Blind 75.14 - Missing Number

Missing number.

Problem description

Taken directly from LeetCode.

Given an array nums containing n distinct numbers in the range [0, n], return the only number in the range that is missing from the array.

Example 1:

Input: nums = [3,0,1]
Output: 2
Explanation: n = 3 since there are 3 numbers, so all numbers are in the range [0,3]. 2 is the missing number in the range since it does not appear in nums.

Example 2:

Input: nums = [0,1]
Output: 2
Explanation: n = 2 since there are 2 numbers, so all numbers are in the range [0,2]. 2 is the missing number in the range since it does not appear in nums.

Example 3:

Input: nums = [9,6,4,2,3,5,7,0,1]
Output: 8
Explanation: n = 9 since there are 9 numbers, so all numbers are in the range [0,9]. 8 is the missing number in the range since it does not appear in nums.

Constraints:

• n == nums.length
• 1 <= n <= 104
• 0 <= nums[i] <= n
• All the numbers of nums are unique.

Follow up: Could you implement a solution using only O(1) extra space complexity and O(n) runtime complexity?

Solution type

Bit operations, plus some math if you want.

Solution

XOR is the key.
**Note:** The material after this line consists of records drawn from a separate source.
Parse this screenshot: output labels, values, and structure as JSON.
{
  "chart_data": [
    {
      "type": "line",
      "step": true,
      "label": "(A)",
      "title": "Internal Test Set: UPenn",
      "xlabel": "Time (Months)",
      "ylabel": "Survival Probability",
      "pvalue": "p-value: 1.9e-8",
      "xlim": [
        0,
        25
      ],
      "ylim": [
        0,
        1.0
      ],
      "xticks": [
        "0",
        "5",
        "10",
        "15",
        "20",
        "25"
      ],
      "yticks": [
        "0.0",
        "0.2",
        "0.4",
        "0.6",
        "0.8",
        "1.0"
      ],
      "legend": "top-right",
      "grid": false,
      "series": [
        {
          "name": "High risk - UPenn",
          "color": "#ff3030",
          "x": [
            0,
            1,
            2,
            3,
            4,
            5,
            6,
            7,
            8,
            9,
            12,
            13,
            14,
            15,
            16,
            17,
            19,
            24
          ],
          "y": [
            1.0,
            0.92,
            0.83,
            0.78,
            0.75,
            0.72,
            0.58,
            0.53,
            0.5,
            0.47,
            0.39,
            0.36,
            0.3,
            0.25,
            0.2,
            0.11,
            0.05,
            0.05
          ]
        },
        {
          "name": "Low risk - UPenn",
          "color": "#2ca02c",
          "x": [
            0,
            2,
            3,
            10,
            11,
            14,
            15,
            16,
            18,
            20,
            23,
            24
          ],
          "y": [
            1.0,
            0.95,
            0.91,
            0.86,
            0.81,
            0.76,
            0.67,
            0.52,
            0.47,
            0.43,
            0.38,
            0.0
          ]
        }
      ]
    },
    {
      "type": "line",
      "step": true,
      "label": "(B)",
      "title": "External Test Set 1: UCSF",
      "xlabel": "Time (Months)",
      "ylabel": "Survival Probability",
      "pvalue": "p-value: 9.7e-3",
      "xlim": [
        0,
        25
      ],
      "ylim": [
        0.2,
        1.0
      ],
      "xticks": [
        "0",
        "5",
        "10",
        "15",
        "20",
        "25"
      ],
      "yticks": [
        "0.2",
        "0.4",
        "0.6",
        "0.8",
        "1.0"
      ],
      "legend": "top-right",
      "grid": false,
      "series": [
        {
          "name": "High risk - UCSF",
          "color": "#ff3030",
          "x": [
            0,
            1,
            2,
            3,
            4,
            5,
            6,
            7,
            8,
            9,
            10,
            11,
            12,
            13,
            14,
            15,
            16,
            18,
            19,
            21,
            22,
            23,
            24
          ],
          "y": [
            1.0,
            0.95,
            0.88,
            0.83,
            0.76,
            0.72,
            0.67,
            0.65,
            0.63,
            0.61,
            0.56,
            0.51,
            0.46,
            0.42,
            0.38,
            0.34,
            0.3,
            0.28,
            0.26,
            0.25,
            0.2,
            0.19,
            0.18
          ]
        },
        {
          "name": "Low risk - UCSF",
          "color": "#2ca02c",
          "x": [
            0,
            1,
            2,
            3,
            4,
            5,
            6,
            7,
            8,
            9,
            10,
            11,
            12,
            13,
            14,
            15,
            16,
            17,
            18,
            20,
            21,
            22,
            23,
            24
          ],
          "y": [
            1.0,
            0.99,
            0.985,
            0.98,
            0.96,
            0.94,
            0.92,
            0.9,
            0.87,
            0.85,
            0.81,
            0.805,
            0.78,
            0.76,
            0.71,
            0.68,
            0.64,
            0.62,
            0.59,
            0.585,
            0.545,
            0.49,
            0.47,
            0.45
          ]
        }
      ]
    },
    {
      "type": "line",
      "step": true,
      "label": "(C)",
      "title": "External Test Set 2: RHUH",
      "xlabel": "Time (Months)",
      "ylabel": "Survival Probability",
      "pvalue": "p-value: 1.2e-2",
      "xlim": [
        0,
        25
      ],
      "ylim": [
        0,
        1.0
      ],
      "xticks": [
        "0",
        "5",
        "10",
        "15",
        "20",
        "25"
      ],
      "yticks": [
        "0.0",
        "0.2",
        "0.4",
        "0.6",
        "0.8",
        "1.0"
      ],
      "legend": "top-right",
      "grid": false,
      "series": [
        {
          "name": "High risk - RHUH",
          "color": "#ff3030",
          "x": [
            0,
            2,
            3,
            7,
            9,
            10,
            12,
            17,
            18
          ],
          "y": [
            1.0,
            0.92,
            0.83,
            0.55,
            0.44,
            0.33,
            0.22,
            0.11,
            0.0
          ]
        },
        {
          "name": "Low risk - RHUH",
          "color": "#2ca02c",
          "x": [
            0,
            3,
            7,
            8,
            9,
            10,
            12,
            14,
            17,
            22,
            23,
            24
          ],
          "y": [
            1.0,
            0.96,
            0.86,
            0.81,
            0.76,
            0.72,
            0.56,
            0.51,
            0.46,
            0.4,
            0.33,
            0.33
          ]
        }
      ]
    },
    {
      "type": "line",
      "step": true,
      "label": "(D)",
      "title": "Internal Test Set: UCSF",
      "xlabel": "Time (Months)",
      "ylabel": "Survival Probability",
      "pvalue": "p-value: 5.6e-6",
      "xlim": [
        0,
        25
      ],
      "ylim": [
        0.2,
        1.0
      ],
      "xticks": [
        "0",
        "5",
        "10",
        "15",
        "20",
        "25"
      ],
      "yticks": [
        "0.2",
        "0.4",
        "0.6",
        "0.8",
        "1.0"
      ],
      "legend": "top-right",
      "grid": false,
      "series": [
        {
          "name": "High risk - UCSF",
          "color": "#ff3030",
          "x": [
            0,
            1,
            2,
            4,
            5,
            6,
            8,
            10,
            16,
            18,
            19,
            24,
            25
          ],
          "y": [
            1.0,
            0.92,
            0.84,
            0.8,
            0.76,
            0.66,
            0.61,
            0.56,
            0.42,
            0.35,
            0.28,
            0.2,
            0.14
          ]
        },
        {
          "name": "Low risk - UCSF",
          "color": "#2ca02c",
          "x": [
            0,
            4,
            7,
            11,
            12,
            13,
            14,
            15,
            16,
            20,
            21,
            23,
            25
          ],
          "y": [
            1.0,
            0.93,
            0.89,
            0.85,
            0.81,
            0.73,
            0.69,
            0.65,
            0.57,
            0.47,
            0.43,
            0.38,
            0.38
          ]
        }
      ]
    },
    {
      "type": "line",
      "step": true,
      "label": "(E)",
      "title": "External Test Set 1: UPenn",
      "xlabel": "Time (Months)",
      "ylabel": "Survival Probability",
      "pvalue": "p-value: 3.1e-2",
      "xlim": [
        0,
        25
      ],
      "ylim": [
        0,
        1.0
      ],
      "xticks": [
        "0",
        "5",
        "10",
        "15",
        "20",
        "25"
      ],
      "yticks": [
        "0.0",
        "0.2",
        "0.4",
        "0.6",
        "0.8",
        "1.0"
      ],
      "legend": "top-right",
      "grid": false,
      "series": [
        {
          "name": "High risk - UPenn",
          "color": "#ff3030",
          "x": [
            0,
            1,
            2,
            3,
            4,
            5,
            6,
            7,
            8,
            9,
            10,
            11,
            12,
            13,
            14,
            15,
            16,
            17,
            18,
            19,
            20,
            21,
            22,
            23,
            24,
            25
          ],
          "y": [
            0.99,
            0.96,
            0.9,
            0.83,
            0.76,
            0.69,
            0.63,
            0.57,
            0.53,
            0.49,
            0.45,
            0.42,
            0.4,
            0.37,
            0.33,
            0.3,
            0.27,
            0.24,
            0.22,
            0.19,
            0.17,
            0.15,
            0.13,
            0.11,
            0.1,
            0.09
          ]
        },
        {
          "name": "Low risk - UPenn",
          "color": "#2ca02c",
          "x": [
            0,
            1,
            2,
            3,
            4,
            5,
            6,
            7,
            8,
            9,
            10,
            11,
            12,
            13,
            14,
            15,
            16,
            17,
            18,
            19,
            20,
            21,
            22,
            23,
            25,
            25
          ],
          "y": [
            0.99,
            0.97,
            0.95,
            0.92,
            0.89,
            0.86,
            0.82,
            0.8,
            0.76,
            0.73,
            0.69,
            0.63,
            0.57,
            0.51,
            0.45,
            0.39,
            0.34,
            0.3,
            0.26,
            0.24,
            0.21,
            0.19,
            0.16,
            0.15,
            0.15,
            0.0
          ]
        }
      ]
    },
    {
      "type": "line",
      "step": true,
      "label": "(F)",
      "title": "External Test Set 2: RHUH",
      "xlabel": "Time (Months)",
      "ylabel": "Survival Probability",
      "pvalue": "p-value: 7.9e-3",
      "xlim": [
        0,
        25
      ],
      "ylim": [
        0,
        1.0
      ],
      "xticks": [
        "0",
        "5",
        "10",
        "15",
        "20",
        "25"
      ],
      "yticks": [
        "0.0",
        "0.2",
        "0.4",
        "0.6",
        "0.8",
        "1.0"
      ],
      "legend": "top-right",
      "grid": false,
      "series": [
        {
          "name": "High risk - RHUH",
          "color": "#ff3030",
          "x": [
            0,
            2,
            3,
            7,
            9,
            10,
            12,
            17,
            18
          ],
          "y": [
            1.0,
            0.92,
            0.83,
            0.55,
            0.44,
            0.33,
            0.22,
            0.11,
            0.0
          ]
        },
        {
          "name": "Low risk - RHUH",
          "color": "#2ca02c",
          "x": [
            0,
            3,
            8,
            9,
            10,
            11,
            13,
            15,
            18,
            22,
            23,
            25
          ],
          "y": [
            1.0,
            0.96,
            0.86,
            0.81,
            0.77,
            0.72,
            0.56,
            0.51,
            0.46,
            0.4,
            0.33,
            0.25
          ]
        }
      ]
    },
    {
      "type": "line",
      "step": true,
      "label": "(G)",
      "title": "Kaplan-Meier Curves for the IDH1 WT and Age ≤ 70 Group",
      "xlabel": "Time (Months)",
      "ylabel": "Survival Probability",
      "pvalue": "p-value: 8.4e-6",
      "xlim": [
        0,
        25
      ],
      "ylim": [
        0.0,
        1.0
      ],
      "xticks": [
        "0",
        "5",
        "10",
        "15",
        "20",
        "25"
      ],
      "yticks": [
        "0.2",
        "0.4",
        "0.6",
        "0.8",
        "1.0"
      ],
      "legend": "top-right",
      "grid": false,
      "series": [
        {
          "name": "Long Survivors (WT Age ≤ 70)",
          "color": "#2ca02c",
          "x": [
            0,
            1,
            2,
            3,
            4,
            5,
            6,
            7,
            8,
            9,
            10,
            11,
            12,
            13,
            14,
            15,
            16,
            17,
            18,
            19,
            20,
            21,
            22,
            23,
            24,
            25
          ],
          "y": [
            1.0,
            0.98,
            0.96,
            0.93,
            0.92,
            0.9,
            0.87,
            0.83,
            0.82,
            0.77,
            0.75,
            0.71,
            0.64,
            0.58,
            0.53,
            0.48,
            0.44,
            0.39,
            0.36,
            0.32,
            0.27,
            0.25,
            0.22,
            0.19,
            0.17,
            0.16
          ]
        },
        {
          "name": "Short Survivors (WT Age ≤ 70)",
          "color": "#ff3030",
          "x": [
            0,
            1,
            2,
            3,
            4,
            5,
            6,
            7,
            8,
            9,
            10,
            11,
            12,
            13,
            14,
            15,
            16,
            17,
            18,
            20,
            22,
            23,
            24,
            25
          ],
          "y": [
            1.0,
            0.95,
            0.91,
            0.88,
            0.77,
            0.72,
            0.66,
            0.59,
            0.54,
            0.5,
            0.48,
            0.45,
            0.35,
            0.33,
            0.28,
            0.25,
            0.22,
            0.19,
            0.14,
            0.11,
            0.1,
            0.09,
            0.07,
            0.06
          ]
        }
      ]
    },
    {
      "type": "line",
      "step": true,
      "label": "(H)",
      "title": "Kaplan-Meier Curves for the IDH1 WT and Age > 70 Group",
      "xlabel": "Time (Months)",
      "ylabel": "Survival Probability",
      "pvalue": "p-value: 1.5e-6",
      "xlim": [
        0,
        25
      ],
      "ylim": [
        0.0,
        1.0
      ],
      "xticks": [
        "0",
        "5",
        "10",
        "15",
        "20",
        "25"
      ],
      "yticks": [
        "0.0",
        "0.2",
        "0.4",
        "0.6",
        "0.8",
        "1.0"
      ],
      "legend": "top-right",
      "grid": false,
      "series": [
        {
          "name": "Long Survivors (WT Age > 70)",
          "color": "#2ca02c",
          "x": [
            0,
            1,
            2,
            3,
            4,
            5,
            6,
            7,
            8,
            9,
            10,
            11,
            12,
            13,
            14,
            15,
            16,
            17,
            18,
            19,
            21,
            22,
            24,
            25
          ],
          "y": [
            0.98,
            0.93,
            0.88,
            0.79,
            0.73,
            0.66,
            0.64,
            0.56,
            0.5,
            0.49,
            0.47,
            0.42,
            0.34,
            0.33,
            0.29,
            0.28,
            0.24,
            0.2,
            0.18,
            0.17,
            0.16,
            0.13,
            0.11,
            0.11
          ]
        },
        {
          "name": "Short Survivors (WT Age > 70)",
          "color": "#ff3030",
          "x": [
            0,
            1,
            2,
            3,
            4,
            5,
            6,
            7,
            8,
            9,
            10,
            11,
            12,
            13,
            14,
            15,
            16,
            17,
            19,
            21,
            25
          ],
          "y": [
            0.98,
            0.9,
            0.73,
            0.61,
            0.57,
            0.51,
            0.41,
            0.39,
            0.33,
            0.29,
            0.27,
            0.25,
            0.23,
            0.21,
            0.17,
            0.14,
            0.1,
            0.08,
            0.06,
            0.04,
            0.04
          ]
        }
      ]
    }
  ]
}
Think of a ^ b as flipping switch a if b = 1: if a = 0, b = 1, then a ^ b = 1, the complement of 0. If a = 1, b = 1, then a ^ b = 0 and again you have this flip. If b = 0, then nothing changes in the output.

with 32-bit wide inputs, we can just think of this as flipping 32 switches. Two questions arise: what would be the state of the switches if we XOR’d all numbers from 0 up to n, and what would be the state of the switches if we XOR’d all numbers in nums? We can answer this question by just doing all those XOR operations in a loop and accumulating the result. If we XOR the two results, then that will give us the number we XOR’d by in the former but not the latter.

Here’s a little more proof on the math: any number XOR’d by itself is 0. If a is the result of XOR’ing all numbers from 0 to n and b is the result of XOR’ing all numbers from 0 to n except one of those numbers, then we can rearrange the XOR operations so that all factors in a and b cancel each other out except for the one factor in a that does not have a twin in b. Therefore, a ^ b returns this one untwinned number.

int missingNumber(vector<int>& nums) {
    int xor_n = 0, xor_nums = 0;
    for (int i = 0; i < nums.size(); ++i) {
        xor_n ^= i;
        xor_nums ^= nums[i];
    }
    xor_n ^= nums.size();

    return xor_n ^ xor_nums;
}